Mavin is remembered for his performance in the 1987 sudden death semi final against the Canberra Raiders when he made a number of errors that led to him being replaced in the first half of the game before South Sydney were eliminated from the competition 46–12. In 2017, it was revealed that Mavin left the ground at half-time after being substituted and watched the second half from the Cauliflower Hotel in Waterloo.

Mavin later said of the game "A bit later, Ian Roberts and David Boyle came to get me. They said the team function was at Maroubra Junction and that I should come along. I was like, 'Ah … what can I do?’ But I went along and it was OK. Wally Lewis was there. He sort of gave me the thumbs up. But mate I was pretty inconsolable".

Mavin would spend three more years with Souths including the 1989 season when he played in every game and the South Sydney club were minor premiers. He then played the 1990 off-season with English club Trafford Borough and one year with Canterbury in 1991. He returned to Souths in 1992 and broke his leg in Round 1 against the Parramatta Eels. Mavin was later released by Souths and trialled with the Newcastle Knights and St George Dragons but decided to retire at the age of 25. Mavin was a big and fast flamboyant centre/winger who was also well known for his swan dive tries. One of Mavins' tries was shown in the much publicized first Tina Turner rugby league advertisement in 1988 in which she sang the song What You Get Is What You See.

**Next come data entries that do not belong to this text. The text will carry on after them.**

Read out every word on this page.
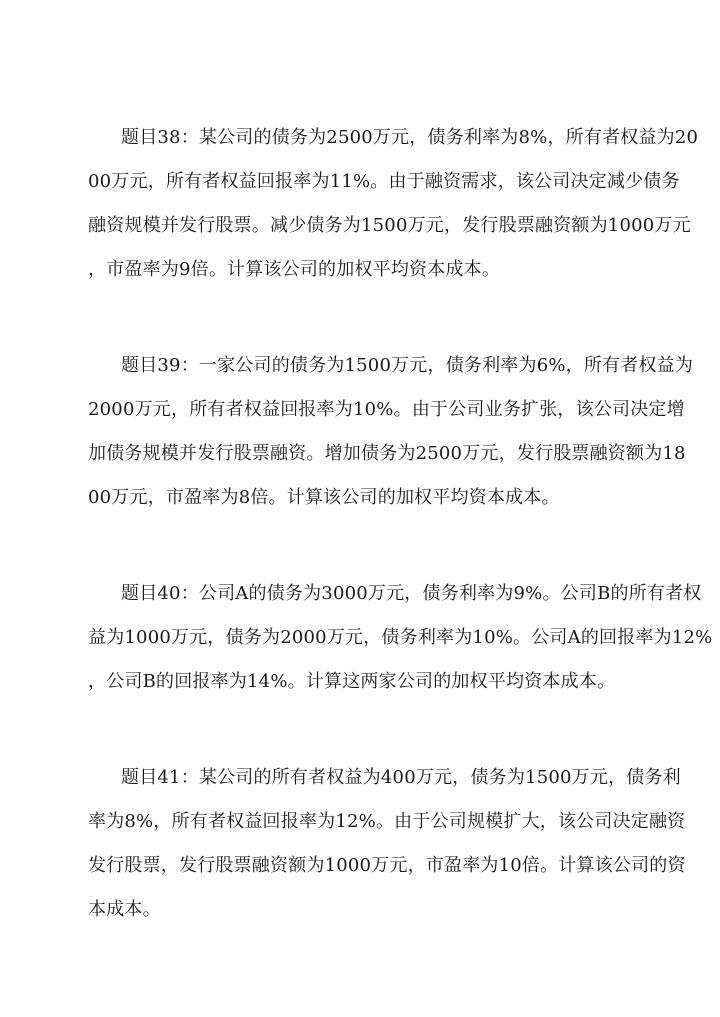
题目38：某公司的债务为2500万元，债务利率为8%，所有者权益为20
00万元，所有者权益回报率为11%。由于融资需求，该公司决定减少债务
融资规模并发行股票。减少债务为1500万元，发行股票融资额为1000万元
，市盈率为9倍。计算该公司的加权平均资本成本。
题目39：一家公司的债务为1500万元，债务利率为6%，所有者权益为
2000万元，所有者权益回报率为10%。由于公司业务扩张，该公司决定增
加债务规模并发行股票融资。增加债务为2500万元，发行股票融资额为18
00万元，市盈率为8倍。计算该公司的加权平均资本成本。
题目40：公司A的债务为3000万元，债务利率为9%。公司B的所有者权
益为1000万元，债务为2000万元，债务利率为10%。公司A的回报率为12%
，公司B的回报率为14%。计算这两家公司的加权平均资本成本。
题目41：某公司的所有者权益为400万元，债务为1500万元，债务利
率为8%，所有者权益回报率为12%。由于公司规模扩大，该公司决定融资
发行股票，发行股票融资额为1000万元，市盈率为10倍。计算该公司的资
本成本。
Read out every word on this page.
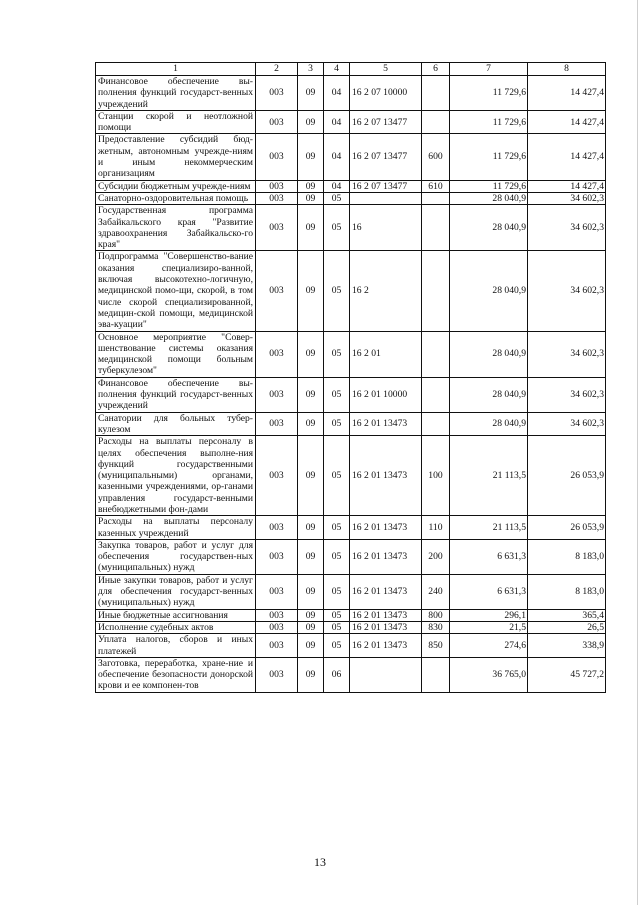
1	2	3	4	5	6	7	8
Финансовое обеспечение вы-полнения функций государст-венных учреждений	003	09	04	16 2 07 10000		11 729,6	14 427,4
Станции скорой и неотложной помощи	003	09	04	16 2 07 13477		11 729,6	14 427,4
Предоставление субсидий бюд-жетным, автономным учрежде-ниям и иным некоммерческим организациям	003	09	04	16 2 07 13477	600	11 729,6	14 427,4
Субсидии бюджетным учрежде-ниям	003	09	04	16 2 07 13477	610	11 729,6	14 427,4
Санаторно-оздоровительная помощь	003	09	05			28 040,9	34 602,3
Государственная программа Забайкальского края "Развитие здравоохранения Забайкальско-го края"	003	09	05	16		28 040,9	34 602,3
Подпрограмма "Совершенство-вание оказания специализиро-ванной, включая высокотехно-логичную, медицинской помо-щи, скорой, в том числе скорой специализированной, медицин-ской помощи, медицинской эва-куации"	003	09	05	16 2		28 040,9	34 602,3
Основное мероприятие "Совер-шенствование системы оказания медицинской помощи больным туберкулезом"	003	09	05	16 2 01		28 040,9	34 602,3
Финансовое обеспечение вы-полнения функций государст-венных учреждений	003	09	05	16 2 01 10000		28 040,9	34 602,3
Санатории для больных тубер-кулезом	003	09	05	16 2 01 13473		28 040,9	34 602,3
Расходы на выплаты персоналу в целях обеспечения выполне-ния функций государственными (муниципальными) органами, казенными учреждениями, ор-ганами управления государст-венными внебюджетными фон-дами	003	09	05	16 2 01 13473	100	21 113,5	26 053,9
Расходы на выплаты персоналу казенных учреждений	003	09	05	16 2 01 13473	110	21 113,5	26 053,9
Закупка товаров, работ и услуг для обеспечения государствен-ных (муниципальных) нужд	003	09	05	16 2 01 13473	200	6 631,3	8 183,0
Иные закупки товаров, работ и услуг для обеспечения государст-венных (муниципальных) нужд	003	09	05	16 2 01 13473	240	6 631,3	8 183,0
Иные бюджетные ассигнования	003	09	05	16 2 01 13473	800	296,1	365,4
Исполнение судебных актов	003	09	05	16 2 01 13473	830	21,5	26,5
Уплата налогов, сборов и иных платежей	003	09	05	16 2 01 13473	850	274,6	338,9
Заготовка, переработка, хране-ние и обеспечение безопасности донорской крови и ее компонен-тов	003	09	06			36 765,0	45 727,2
13
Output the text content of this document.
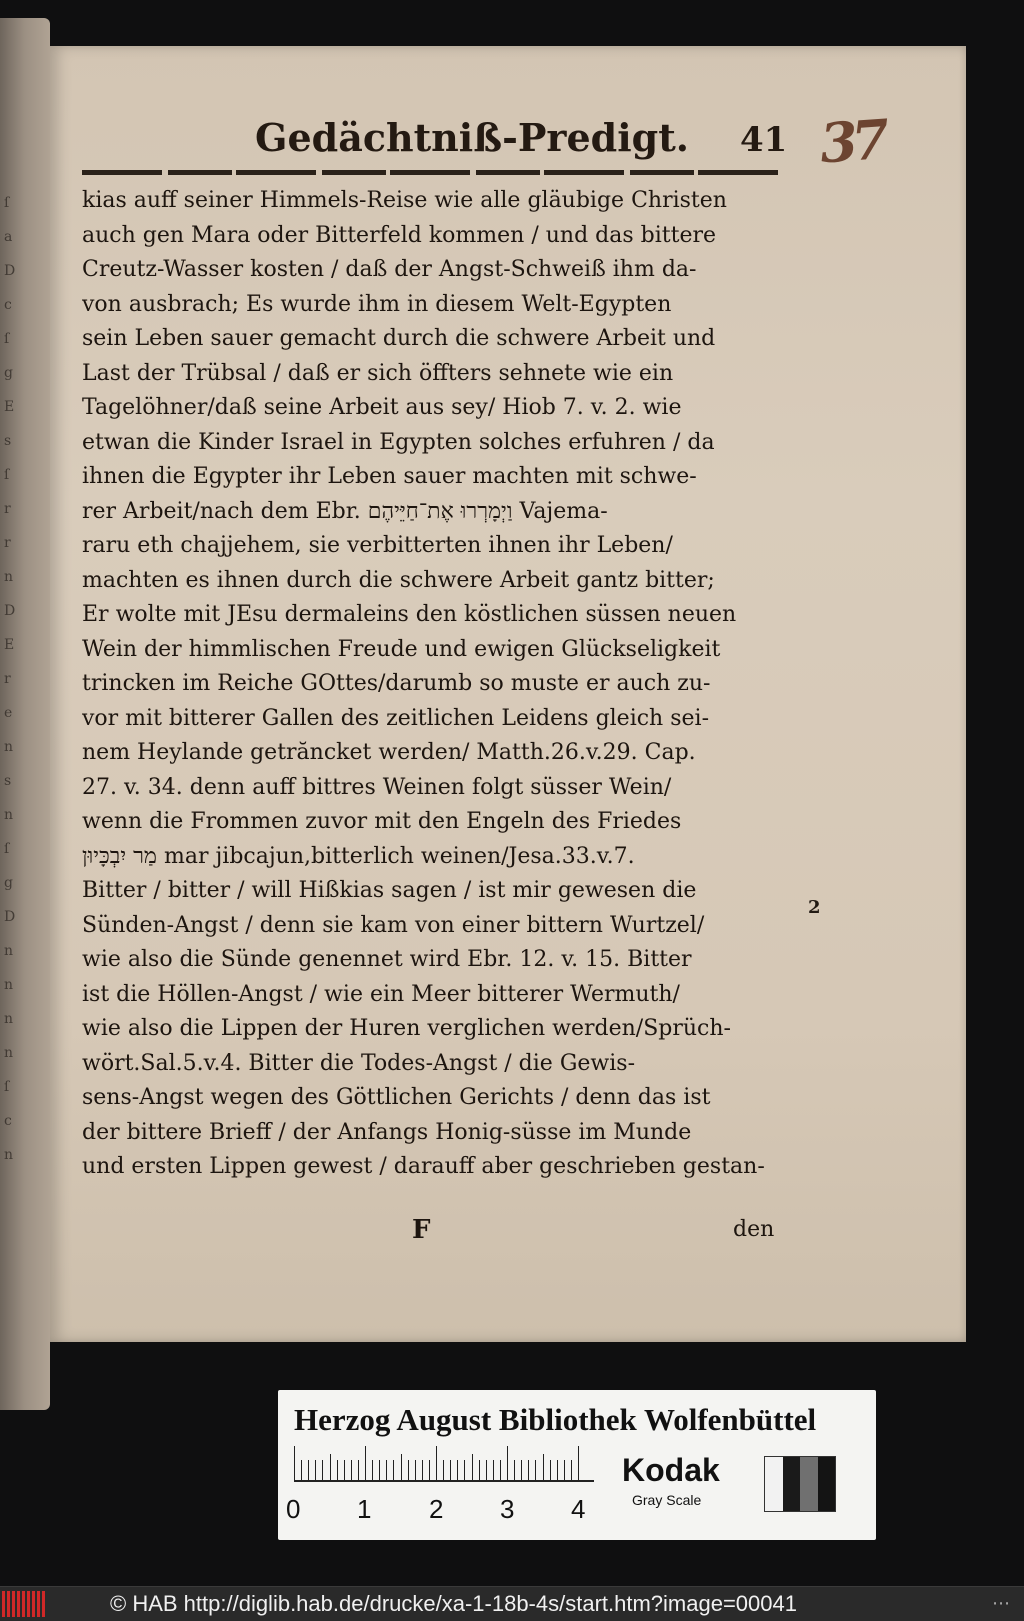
ſ
a
D
c
ſ
g
E
s
ſ
r
r
n
D
E
r
e
n
s
n
ſ
g
D
n
n
n
n
ſ
c
n
Gedächtniß-Predigt. 41 37
kias auff seiner Himmels-Reise wie alle gläubige Christen
auch gen Mara oder Bitterfeld kommen / und das bittere
Creutz-Wasser kosten / daß der Angst-Schweiß ihm da-
von ausbrach; Es wurde ihm in diesem Welt-Egypten
sein Leben sauer gemacht durch die schwere Arbeit und
Last der Trübsal / daß er sich öffters sehnete wie ein
Tagelöhner/daß seine Arbeit aus sey/ Hiob 7. v. 2. wie
etwan die Kinder Israel in Egypten solches erfuhren / da
ihnen die Egypter ihr Leben sauer machten mit schwe-
rer Arbeit/nach dem Ebr. וַיְמָרְרוּ אֶת־חַיֵּיהֶם Vajema-
raru eth chajjehem, sie verbitterten ihnen ihr Leben/
machten es ihnen durch die schwere Arbeit gantz bitter;
Er wolte mit JEsu dermaleins den köstlichen süssen neuen
Wein der himmlischen Freude und ewigen Glückseligkeit
trincken im Reiche GOttes/darumb so muste er auch zu-
vor mit bitterer Gallen des zeitlichen Leidens gleich sei-
nem Heylande getrăncket werden/ Matth.26.v.29. Cap.
27. v. 34. denn auff bittres Weinen folgt süsser Wein/
wenn die Frommen zuvor mit den Engeln des Friedes
מַר יִבְכָּיוּן mar jibcajun,bitterlich weinen/Jesa.33.v.7.
Bitter / bitter / will Hißkias sagen / ist mir gewesen die
Sünden-Angst / denn sie kam von einer bittern Wurtzel/
wie also die Sünde genennet wird Ebr. 12. v. 15. Bitter
ist die Höllen-Angst / wie ein Meer bitterer Wermuth/
wie also die Lippen der Huren verglichen werden/Sprüch-
wört.Sal.5.v.4. Bitter die Todes-Angst / die Gewis-
sens-Angst wegen des Göttlichen Gerichts / denn das ist
der bittere Brieff / der Anfangs Honig-süsse im Munde
und ersten Lippen gewest / darauff aber geschrieben gestan-
2
F	den
Herzog August Bibliothek Wolfenbüttel
0 1 2 3 4
Kodak
Gray Scale
© HAB http://diglib.hab.de/drucke/xa-1-18b-4s/start.htm?image=00041	⋯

In 2008 Mavin was named in the Alexandria Rovers "60 Year Best of Team".

==Personal life==
Since 2006, Mavin has worked as a Stevedore (Wharfie) on the Port Botany waterfront. In 2019 Mavin began co-hosting Rabbitohs Radio, a weekly rugby league podcast covering the South Sydney Rabbitohs. Since 2023 Mavin has been hosting Bunnies TV.